There are a number of limitations to this study. Girls were asked to respond about the HPV vaccine three years after they had been offered it, so recall bias may have occurred in girls' recollection of their HPV vaccine status or the reason for their vaccination status. Review of medical records would have been the gold standard for assessing vaccination status, but it was not feasible to do this for the present study. However girls were offered the option of responding 'don't know' if they were uncertain of their vaccination status. Although HPV vaccine coverage has increased since the programme began, uptake in London remains lower than the national average,[3] which limits the generalizability of the findings of this study. The vaccine schedule and vaccine offered have changed since the study was conducted, however the findings of the present study are likely to remain relevant as girls are still required to receive a series of immunisations. Unfortunately, for the 16 % of girls who did not provide a reason for their vaccination status, we are unable to offer any further explanation. These data represent the reasons girls gave for remaining un-/under vaccinated, and while it is likely that there is concordance between parents' and daughters' reasoning, it is also possible that their parents might give may give different explanations. In the UK, parental consent for HPV vaccination is desirable, yet the vaccination can still be offered without it. At 12 years old girls are able to make their own decision if they are deemed competent to do so, and their understanding about HPV vaccination may also have implications for future cancer prevention behaviours. An unvaccinated girl may have to take more responsibility to have the vaccination in the future and to ensure she attends cervical screening. Girls' attitudes may reflect their own opinions, or those of their parents.

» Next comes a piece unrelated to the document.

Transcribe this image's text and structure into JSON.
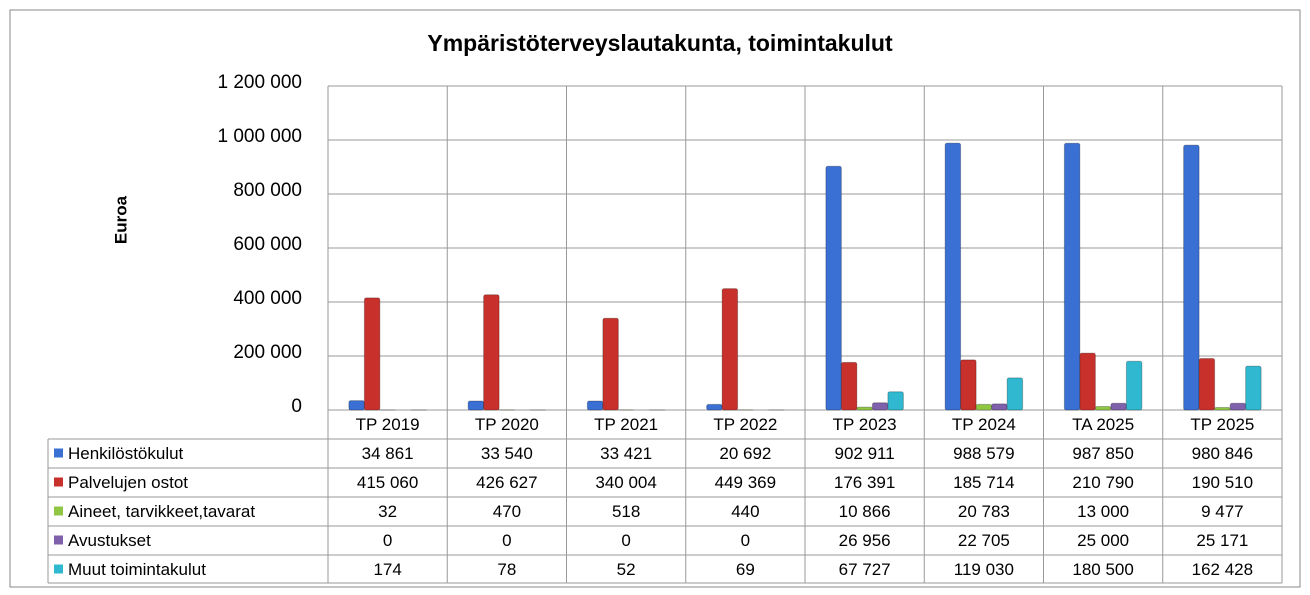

Despite being part of a large study of almost 2,000 girls with a good overall response rate, the range of reasons given and our decision to present the findings by vaccine status means the numbers are too small to explore ethnic differences statistically. However we felt that it was meaningful to offer a descriptive analysis of the reasons given by different ethnic groups. We hope that these findings will give an indication of the themes that should be addressed in information about HPV vaccination and the reasons that may need to be considered when looking directly at un-/under vaccinated girls either across the population or if focussing on ethnic minority groups. Future research with larger samples will allow us to explore ethnic, as well as socioeconomic and geographical differences.